À la nuit tombée, Rubén Salgado Escudero part en quête de la lumière solaire. Celle qui permet à des communautés vivant sans électricité de s’éclairer, grâce à des kits photovoltaïques nomades. En Birmanie, en Ouganda ou encore au Mexique, le photographe espagnol a pu mesurer la révolution que représente l’apparition de cette technologie inespérée.
Birmanie, 2014. Too Lei pose avec son éléphant dans la région de Bago, près de Rangoun. Les pachydermes y sont utilisés depuis plus de trois siècles pour tirer les troncs des arbres coupés dans la forêt. À l’époque de la photo, les trois quarts de la population rurale de Birmanie n’ont pas accès à l’électricité, selon la Banque mondiale. Dans les zones qui en sont dépourvues, presque tous les travaux agricoles se font à la main et de jour. « Mais ici, quelques maisons sont équipées de panneaux solaires qui permettent de recharger des lampes LED. Grâce à elles, les “oozies” [ceux qui travaillent avec les éléphants, NDLR] peuvent décaler les soins aux animaux à la tombée de la nuit. Et surtout passer plus de temps en famille », relate le photographe.
Birmanie, 2014. Daw Chit Mone, 36 ans, est sage-femme dans un village de l’État de Kayah. Les sages-femmes jouent un rôle crucial dans le pays, où plus de 70 % de la population vit dans des zones rurales souvent très éloignées des hôpitaux. Les « anges rouges », comme les appellent les Birmans, prennent donc souvent en charge bien plus que la santé des futures mères et des nouveau-nés. « Quand j’ai photographié cette femme en 2014, elle disposait depuis quelques mois d’un panneau solaire que les Nations unies lui avaient fourni. Auparavant, elle assistait les accouchements à la lampe torche – mais les piles sont très chères – ou avec des bougies qui, en plus d’être coûteuses et dangereuses, ne fournissent qu’un piètre éclairage », se remémore Rubén Salgado Escudero.
Birmanie, 2014. Dans l’est du pays, des fermiers jouent dans un champ au chinlon, un sport traditionnel de balle. « Parmi les 68 000 villages que compte le pays, seuls 3 000 environ disposent de l’électricité. Alors, passer un moment à s’amuser une fois le soleil couché, ça peut paraître anodin, mais c’est un sacré changement de qualité de vie », souligne le photographe. L’Agence internationale de l’énergie estime qu’environ 750 millions de personnes dans le monde vivent sans accès à l’électricité. Plus de 95 % d’entre elles habitent en Afrique subsaharienne ou en Asie.
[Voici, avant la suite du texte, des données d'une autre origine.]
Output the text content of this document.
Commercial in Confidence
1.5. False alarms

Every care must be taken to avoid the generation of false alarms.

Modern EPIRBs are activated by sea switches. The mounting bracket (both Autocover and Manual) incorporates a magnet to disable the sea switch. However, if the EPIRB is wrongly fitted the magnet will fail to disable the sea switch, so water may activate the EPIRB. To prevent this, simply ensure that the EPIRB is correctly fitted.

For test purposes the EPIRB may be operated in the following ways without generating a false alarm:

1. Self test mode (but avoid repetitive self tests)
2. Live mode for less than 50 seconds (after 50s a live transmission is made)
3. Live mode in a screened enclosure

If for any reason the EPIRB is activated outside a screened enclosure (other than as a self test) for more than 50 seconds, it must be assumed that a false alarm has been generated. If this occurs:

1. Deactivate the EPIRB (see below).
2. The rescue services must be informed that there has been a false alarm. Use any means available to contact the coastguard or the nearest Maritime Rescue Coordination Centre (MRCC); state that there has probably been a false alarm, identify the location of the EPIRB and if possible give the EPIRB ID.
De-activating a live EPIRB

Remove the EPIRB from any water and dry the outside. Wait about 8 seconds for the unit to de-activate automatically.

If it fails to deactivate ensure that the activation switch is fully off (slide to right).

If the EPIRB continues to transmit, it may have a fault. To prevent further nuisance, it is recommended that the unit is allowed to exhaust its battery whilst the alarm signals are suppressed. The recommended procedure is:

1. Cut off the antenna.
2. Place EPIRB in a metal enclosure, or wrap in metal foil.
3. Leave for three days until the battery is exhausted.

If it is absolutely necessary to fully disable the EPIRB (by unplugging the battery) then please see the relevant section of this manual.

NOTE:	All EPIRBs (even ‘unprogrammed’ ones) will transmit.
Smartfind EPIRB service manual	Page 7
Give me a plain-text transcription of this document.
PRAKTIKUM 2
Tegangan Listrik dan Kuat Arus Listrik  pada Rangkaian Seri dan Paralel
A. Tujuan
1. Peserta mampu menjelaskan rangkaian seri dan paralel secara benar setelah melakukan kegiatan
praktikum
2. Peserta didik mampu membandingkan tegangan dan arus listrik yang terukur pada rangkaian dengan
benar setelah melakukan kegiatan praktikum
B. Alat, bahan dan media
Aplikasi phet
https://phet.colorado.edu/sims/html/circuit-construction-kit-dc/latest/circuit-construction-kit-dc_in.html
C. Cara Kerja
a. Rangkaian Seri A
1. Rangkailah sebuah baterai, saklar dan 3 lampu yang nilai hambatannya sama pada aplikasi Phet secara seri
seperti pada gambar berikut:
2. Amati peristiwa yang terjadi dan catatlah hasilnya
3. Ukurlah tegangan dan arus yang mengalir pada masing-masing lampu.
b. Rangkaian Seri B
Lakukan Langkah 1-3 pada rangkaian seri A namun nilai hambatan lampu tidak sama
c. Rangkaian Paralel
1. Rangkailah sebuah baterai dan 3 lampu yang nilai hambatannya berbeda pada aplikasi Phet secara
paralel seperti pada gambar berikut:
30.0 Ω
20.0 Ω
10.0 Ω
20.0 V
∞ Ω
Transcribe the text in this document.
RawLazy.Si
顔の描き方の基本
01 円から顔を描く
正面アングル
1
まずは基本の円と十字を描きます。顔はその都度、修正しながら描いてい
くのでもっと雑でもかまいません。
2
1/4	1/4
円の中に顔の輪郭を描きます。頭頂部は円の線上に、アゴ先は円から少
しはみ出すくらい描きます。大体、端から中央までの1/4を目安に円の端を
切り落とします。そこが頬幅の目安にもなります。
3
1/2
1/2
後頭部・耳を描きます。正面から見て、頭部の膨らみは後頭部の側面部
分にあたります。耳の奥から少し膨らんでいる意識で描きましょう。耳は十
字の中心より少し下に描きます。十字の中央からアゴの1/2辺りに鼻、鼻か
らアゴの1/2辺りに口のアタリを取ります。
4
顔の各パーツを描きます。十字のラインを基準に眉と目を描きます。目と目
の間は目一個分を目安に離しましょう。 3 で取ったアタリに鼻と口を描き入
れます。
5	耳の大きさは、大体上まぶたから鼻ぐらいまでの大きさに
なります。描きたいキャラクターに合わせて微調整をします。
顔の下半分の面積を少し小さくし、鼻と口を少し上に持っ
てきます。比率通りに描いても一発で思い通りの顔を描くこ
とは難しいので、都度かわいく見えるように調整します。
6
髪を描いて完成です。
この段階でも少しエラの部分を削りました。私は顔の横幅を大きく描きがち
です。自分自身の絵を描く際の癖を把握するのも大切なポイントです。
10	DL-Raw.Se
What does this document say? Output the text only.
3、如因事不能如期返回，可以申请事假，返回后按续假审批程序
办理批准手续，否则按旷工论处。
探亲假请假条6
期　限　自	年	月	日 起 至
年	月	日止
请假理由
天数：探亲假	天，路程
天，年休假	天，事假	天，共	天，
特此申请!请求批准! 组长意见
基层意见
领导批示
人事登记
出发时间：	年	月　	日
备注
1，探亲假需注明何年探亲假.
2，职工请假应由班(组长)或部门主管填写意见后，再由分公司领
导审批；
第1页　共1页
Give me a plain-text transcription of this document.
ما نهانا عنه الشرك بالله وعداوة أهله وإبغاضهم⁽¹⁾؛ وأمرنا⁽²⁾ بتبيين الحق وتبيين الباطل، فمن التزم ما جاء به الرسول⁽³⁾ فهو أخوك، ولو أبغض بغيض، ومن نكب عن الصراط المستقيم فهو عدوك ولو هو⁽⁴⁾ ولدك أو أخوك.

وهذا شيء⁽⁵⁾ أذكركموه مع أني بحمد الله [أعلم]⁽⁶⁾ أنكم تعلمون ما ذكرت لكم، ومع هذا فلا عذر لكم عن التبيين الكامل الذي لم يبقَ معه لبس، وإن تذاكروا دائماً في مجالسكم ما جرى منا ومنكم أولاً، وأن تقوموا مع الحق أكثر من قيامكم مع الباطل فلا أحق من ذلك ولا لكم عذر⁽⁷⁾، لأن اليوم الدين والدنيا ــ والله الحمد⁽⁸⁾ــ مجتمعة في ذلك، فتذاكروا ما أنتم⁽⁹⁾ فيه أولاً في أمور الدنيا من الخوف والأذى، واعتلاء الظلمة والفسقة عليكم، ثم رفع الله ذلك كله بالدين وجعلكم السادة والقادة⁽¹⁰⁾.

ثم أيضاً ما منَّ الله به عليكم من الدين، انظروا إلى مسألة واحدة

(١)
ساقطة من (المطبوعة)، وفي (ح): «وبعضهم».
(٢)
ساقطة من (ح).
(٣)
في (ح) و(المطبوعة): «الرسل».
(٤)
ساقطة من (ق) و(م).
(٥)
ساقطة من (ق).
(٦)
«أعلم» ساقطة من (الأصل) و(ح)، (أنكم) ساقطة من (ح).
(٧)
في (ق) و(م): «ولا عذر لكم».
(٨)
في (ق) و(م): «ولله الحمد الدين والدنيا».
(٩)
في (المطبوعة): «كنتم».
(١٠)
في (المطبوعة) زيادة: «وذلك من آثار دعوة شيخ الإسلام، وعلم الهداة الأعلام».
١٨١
Ces enfants n’ont pas la lumière chez eux, mais au centre communautaire ils peuvent étudier une fois le soleil couché.

Rubén Salgado Escudero
Birmanie, 2014. Des écoliers font leurs devoirs dans un centre communautaire équipé de panneaux photovoltaïques, près de Taman Chan, dans le sud du pays. Qualifiée d’« obstacle fondamental au progrès » par la Banque mondiale, la pauvreté énergétique a des conséquences tangibles sur la santé, la sécurité alimentaire, l’égalité entre hommes et femmes ou l’éducation, par exemple le niveau de diplôme. « Ces enfants n’ont pas la lumière chez eux, mais au centre ils peuvent étudier une fois le soleil couché pour se construire un futur meilleur », analyse le photographe.
Ouganda, 2015. Denis Okikor a équipé son salon de coiffure de lampes solaires deux ans plus tôt. « Ses clients préféraient venir le soir, se souvient Rubén Salgado Escudero. L’Ouganda a l’un des taux d’électrification les plus bas d’Afrique : à l’époque, seuls 19 % de ses habitants en bénéficiaient, avec une forte disparité entre les villes et les zones rurales. » L’Espagnol travaille en étroite relation avec les ONG des pays qu'il photographie. Généralement, la population ougandaise s’éclaire à la bougie ou avec des dispositifs fonctionnant aux énergies fossiles, comme les lampes à pétrole. Ces solutions polluantes et nocives pour la santé sont d’autant plus dangereuses dans des maisons souvent construites en bois.
Ouganda, 2015. « L’électricité est un luxe rare en Ouganda. À la veille d’une messe importante, cette chorale répétait éclairée par des lampes solaires, se souvient Rubén Salgado Escudero. En général, un panneau photovoltaïque portatif permet de charger simultanément quatre ampoules qui fournissent douze heures de lumière continue ainsi que des téléphones portables via un ou deux ports USB. » Selon l’Organisation mondiale de la santé (OMS), en 2021, 567 millions de personnes n’avaient pas accès à l’électricité en Afrique subsaharienne, soit plus de 80 % de la population. Des chiffres presque identiques à ceux de 2010.
Inde, 2015. Des ouvriers de nuit préparent une commande de briques pour un chantier, près de Saipur, dans le nord-est du pays. Au moment de la photo, environ un quart de la population mondiale n’ayant pas accès à l’électricité se trouve en Inde. « Les kits solaires, souvent distribués gratuitement par des ONG, coûtent entre 60 et 100 dollars. Des cours sont dispensés pour apprendre à les utiliser et les réparer. Certaines entreprises les installent grâce à des microcrédits, remboursés au rythme d’un ou deux dollars par mois », explique le photographe.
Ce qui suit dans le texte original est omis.